EMPLOIS FICTIFS
Mme Aminata Tall, présidente du Conseil économique, social et environnemental (Cese), piquée au vif par une remarque du journaliste Ibrahima Ndoye, Conseiller spécial du chef de l’Etat, a estimé devoir faire dans le déballage en révélant que le même Ibrahima Ndoye percevait deux salaires : un payé par la présidence de la République et un autre par le Cese.
Ibrahima Ndoye reprochait à Aminata Tall, au cours d’une réunion politique, de ne pas s’investir politiquement en faveur du Président Macky Sall, en dépit des avantages qui lui sont octroyés.
Pour clouer le bec à «l’impertinent», Aminata Tall fera une révélation de tonnerre. C’est peut être de bonne guerre, mais il faut dire que la même Aminata Tall s’accuse du coup gravement. Elle avoue ainsi être la complice active d’un détournement de deniers publics.
Aminata Tall a été ministre d’Etat, Secrétaire générale de la présidence de la République, au moment où Ibrahima Ndoye prenait ses fonctions de Conseiller spécial au Palais de l’Avenue Léopold Sédar Senghor ; des fonctions qu’il continue de garder.
Mieux, Aminata Tall et Ibrahima Ndoye avaient développé de telles complicités à la présidence de la République que la présidente du Cese lui fera la fleur de lui donner un «contrat spécial» au niveau de cette nouvelle institution et lui versait ainsi régulièrement un salaire que la presse estime à plus d’un million de francs Cfa, en sus de certains autres avantages.
Ce n’est donc pas maintenant qu’elle découvre les deux salaires de Ibrahima Ndoye. Aminata Tall n’est pas non plus sans savoir les avantages que le Premier ministre Abdoul Mbaye procurait concomitamment au même Ibrahima Ndoye ; avantages jusqu’à la garde-robe ! C’est dire qu’en jetant Ibou Ndoye en pâture, Mme Aminata Tall se tire en même temps une balle dans le pied. Mais n’empêche, on le réitérera encore dans ces colonnes : «Déballez, la République ne s’en portera que mieux !».
Franchement, quelle leçon de bonne gouvernance publique, d’éthique de gestion et de probité Aminata Tall peut- elle donner dans ce pays ? Il reste cependant que cette petite querelle entre amis a le mérite qu’un salaire indûment payé sur les deniers publics a été désormais coupé. Mais on se demande combien de salaires du genre continuent encore à être indûment payés ?
Les emplois fictifs sont légion dans les institutions de l’Etat. Ils sont nombreux les conseillers, chargés de missions qui émargent à la fois, tous les mois, dans plusieurs institutions publiques comme la présidence de la République, l’Assemblée nationale, le Cese, les collectivités locales, naguère le Sénat et le Craes, les entreprises publiques et les Agences de l’Etat. D’aucuns sont rétribués sous un régime indemnitaire et de tels revenus sont inconnus du fisc. Certaines personnes gardent même des salaires dans le privé.

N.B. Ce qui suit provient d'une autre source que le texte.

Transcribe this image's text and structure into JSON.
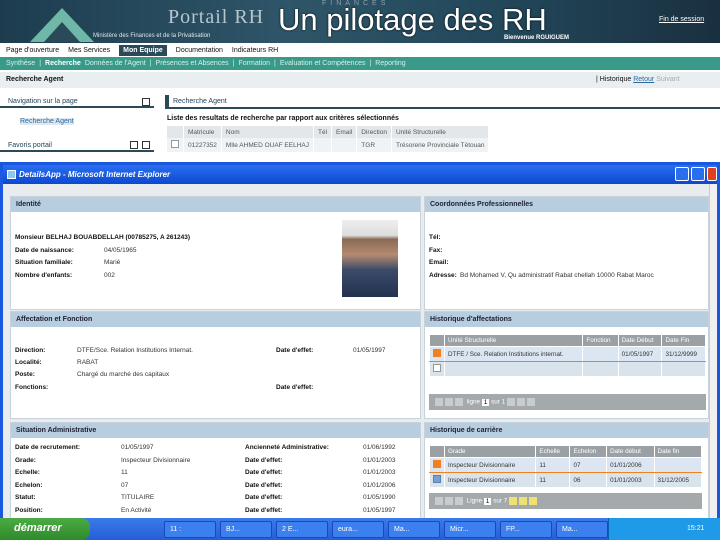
{
  "slide_title": "Un pilotage des RH",
  "portal": {
    "name": "Portail RH",
    "ministry": "Ministère des Finances et de la Privatisation",
    "watermark": "FINANCES",
    "logout": "Fin de session",
    "welcome": "Bienvenue RGUIGUEM"
  },
  "top_nav": [
    "Page d'ouverture",
    "Mes Services",
    "Mon Equipe",
    "Documentation",
    "Indicateurs RH"
  ],
  "sub_nav": [
    "Synthèse",
    "|",
    "Recherche",
    "Données de l'Agent",
    "|",
    "Présences et Absences",
    "|",
    "Formation",
    "|",
    "Evaluation et Compétences",
    "|",
    "Reporting"
  ],
  "page": {
    "title": "Recherche Agent",
    "history": "| Historique",
    "back": "Retour",
    "next": "Suivant"
  },
  "left": {
    "nav_title": "Navigation sur la page",
    "nav_item": "Recherche Agent",
    "favorites": "Favoris portail"
  },
  "search": {
    "header": "Recherche Agent",
    "list_title": "Liste des resultats de recherche par rapport aux critères sélectionnés",
    "columns": [
      "Matricule",
      "Nom",
      "Tél",
      "Email",
      "Direction",
      "Unité Structurelle"
    ],
    "rows": [
      [
        "01227352",
        "Mlle AHMED OUAF EELHAJ",
        "",
        "",
        "TGR",
        "Trésorerie Provinciale Tétouan"
      ]
    ]
  },
  "window": {
    "title": "DetailsApp - Microsoft Internet Explorer"
  },
  "identite": {
    "header": "Identité",
    "name": "Monsieur BELHAJ BOUABDELLAH (00785275, A 261243)",
    "fields": [
      {
        "label": "Date de naissance:",
        "value": "04/05/1965"
      },
      {
        "label": "Situation familiale:",
        "value": "Marié"
      },
      {
        "label": "Nombre d'enfants:",
        "value": "002"
      }
    ]
  },
  "coordonnees": {
    "header": "Coordonnées Professionnelles",
    "tel": "Tél:",
    "fax": "Fax:",
    "email": "Email:",
    "address_label": "Adresse:",
    "address": "Bd Mohamed V, Qu administratif Rabat chellah 10000 Rabat Maroc"
  },
  "affectation": {
    "header": "Affectation et Fonction",
    "direction_label": "Direction:",
    "direction": "DTFE/Sce. Relation Institutions Internat.",
    "date_effet_label": "Date d'effet:",
    "date_effet": "01/05/1997",
    "localite_label": "Localité:",
    "localite": "RABAT",
    "poste_label": "Poste:",
    "poste": "Chargé du marché des capitaux",
    "fonctions_label": "Fonctions:",
    "date_effet2_label": "Date d'effet:"
  },
  "hist_affect": {
    "header": "Historique d'affectations",
    "columns": [
      "Unité Structurelle",
      "Fonction",
      "Date Début",
      "Date Fin"
    ],
    "rows": [
      [
        "DTFE / Sce. Relation Institutions internat.",
        "",
        "01/05/1997",
        "31/12/9999"
      ]
    ],
    "pager": {
      "line": "ligne",
      "of": "sur 1",
      "current": "1"
    }
  },
  "situation": {
    "header": "Situation Administrative",
    "rows": [
      {
        "l1": "Date de recrutement:",
        "v1": "01/05/1997",
        "l2": "Ancienneté Administrative:",
        "v2": "01/06/1992"
      },
      {
        "l1": "Grade:",
        "v1": "Inspecteur Divisionnaire",
        "l2": "Date d'effet:",
        "v2": "01/01/2003"
      },
      {
        "l1": "Echelle:",
        "v1": "11",
        "l2": "Date d'effet:",
        "v2": "01/01/2003"
      },
      {
        "l1": "Echelon:",
        "v1": "07",
        "l2": "Date d'effet:",
        "v2": "01/01/2006"
      },
      {
        "l1": "Statut:",
        "v1": "TITULAIRE",
        "l2": "Date d'effet:",
        "v2": "01/05/1990"
      },
      {
        "l1": "Position:",
        "v1": "En Activité",
        "l2": "Date d'effet:",
        "v2": "01/05/1997"
      }
    ]
  },
  "hist_carriere": {
    "header": "Historique de carrière",
    "columns": [
      "Grade",
      "Echelle",
      "Echelon",
      "Date début",
      "Date fin"
    ],
    "rows": [
      [
        "Inspecteur Divisionnaire",
        "11",
        "07",
        "01/01/2006",
        ""
      ],
      [
        "Inspecteur Divisionnaire",
        "11",
        "06",
        "01/01/2003",
        "31/12/2005"
      ]
    ],
    "pager": {
      "line": "Ligne",
      "of": "sur 7",
      "current": "1"
    }
  },
  "taskbar": {
    "start": "démarrer",
    "tasks": [
      "11 :",
      "BJ...",
      "2 E...",
      "eura...",
      "Ma...",
      "Micr...",
      "FP...",
      "Ma..."
    ],
    "lang": "FR",
    "clock": "15:21"
  },
  "colors": {
    "banner": "#2f5568",
    "subnav": "#3a9a8a",
    "panel_header": "#b7cde0",
    "selected_marker": "#f08020",
    "xp_blue": "#245ed8"
  }
}
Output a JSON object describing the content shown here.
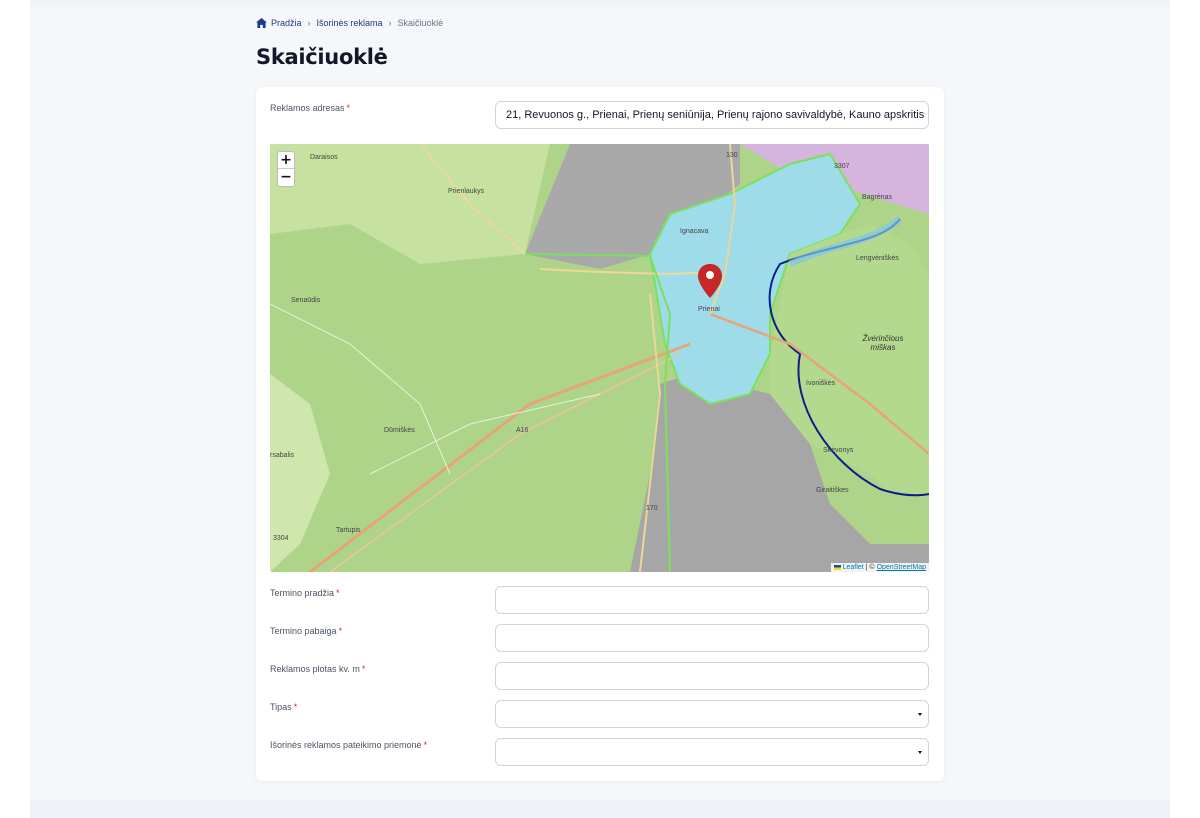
{
  "breadcrumb": {
    "items": [
      {
        "label": "Pradžia"
      },
      {
        "label": "Išorinės reklama"
      },
      {
        "label": "Skaičiuoklė"
      }
    ]
  },
  "page": {
    "title": "Skaičiuoklė"
  },
  "form": {
    "address": {
      "label": "Reklamos adresas",
      "value": "21, Revuonos g., Prienai, Prienų seniūnija, Prienų rajono savivaldybė, Kauno apskritis, 59125, Lietuva"
    },
    "term_start": {
      "label": "Termino pradžia",
      "value": ""
    },
    "term_end": {
      "label": "Termino pabaiga",
      "value": ""
    },
    "area": {
      "label": "Reklamos plotas kv. m",
      "value": ""
    },
    "type": {
      "label": "Tipas",
      "value": ""
    },
    "medium": {
      "label": "Išorinės reklamos pateikimo priemonė",
      "value": ""
    },
    "required_mark": "*"
  },
  "map": {
    "zoom_in": "+",
    "zoom_out": "−",
    "attribution": {
      "leaflet": "Leaflet",
      "separator": "| ©",
      "osm": "OpenStreetMap"
    },
    "labels": {
      "daraisos": "Daraisos",
      "prienlaukys": "Prienlaukys",
      "ignacava": "Ignacava",
      "bagrenas": "Bagrėnas",
      "lengvenis": "Lengvėniškės",
      "senadis": "Senaūdis",
      "prienai": "Prienai",
      "zverincius": "Žvėrinčious miškas",
      "ivoniskes": "Ivoniškės",
      "dumiskes": "Dūmiškės",
      "rsabalis": "rsabalis",
      "skevonys": "Skėvonys",
      "giraitiskes": "Giraitiškes",
      "tartupis": "Tartupis",
      "road_a16": "A16",
      "road_130": "130",
      "road_3307": "3307",
      "road_170": "170",
      "road_3304": "3304"
    }
  },
  "colors": {
    "accent": "#1e3a8a",
    "required": "#dc2626",
    "forest": "#a6d07a",
    "urban": "#aad3df",
    "river_border": "#0b1f8a",
    "marker": "#c62828"
  }
}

Cette mauvaise pratique jure d’avec les engagements d’une «gestion sobre et vertueuse» prônée par le Président Macky Sall et elle continue à avoir libre cours. Il est vrai que cela ne constitue pas une nouveauté qui commencerait sous l’ère de la gouvernance de Macky Sall. Qui ne se souvient pas d’un rapport de l’Inspection générale d’Etat sur la gestion gabegique de la Lonase sous la férule d’un certain Baïla Wane ?
Par exemple, de grands journalistes qui officiaient dans des rédactions de presse, étaient en même temps salariés de la Lonase. Qui ne se souvient non plus des dizaines d’emplois fictifs que les Aéroports du Sénégal (Ads) avaient octroyés à des proches du ministère d’Etat Karim Wade?
Les personnes bénéficiaires de ces emplois fictifs défilent présentement devant la barre de la Cour de répression de l’enrichissement illicite (Crei). Les déboires judiciaires des Baïla Wane et des anciens «amis» de Karim Wade devraient servir de leçons aux tenants actuels du pouvoir.
Aussi, en France, l’ancien Président Jacques Chirac et son Premier ministre Alain Juppé, entre autres, avaient été rattrapés par un scandale du genre, celui des emplois fictifs de cadres de leur parti, le Rpr, au niveau de la mairie de Paris du temps où Jacques Chirac était édile de la capitale française.
«On parle d’emploi fictif lorsqu’une personne perçoit une rémunération pour une activité qu’elle n’exerce pas, par exemple en poursuivant des activités partisanes ou militantes au lieu d’effectuer le travail pour lequel elle est censée être rémunérée, ce qui est un délit». Le Président Macky Sall ne peut plus prétendre ignorer l’existence de telles pratiques au niveau le plus élevé de l’Etat.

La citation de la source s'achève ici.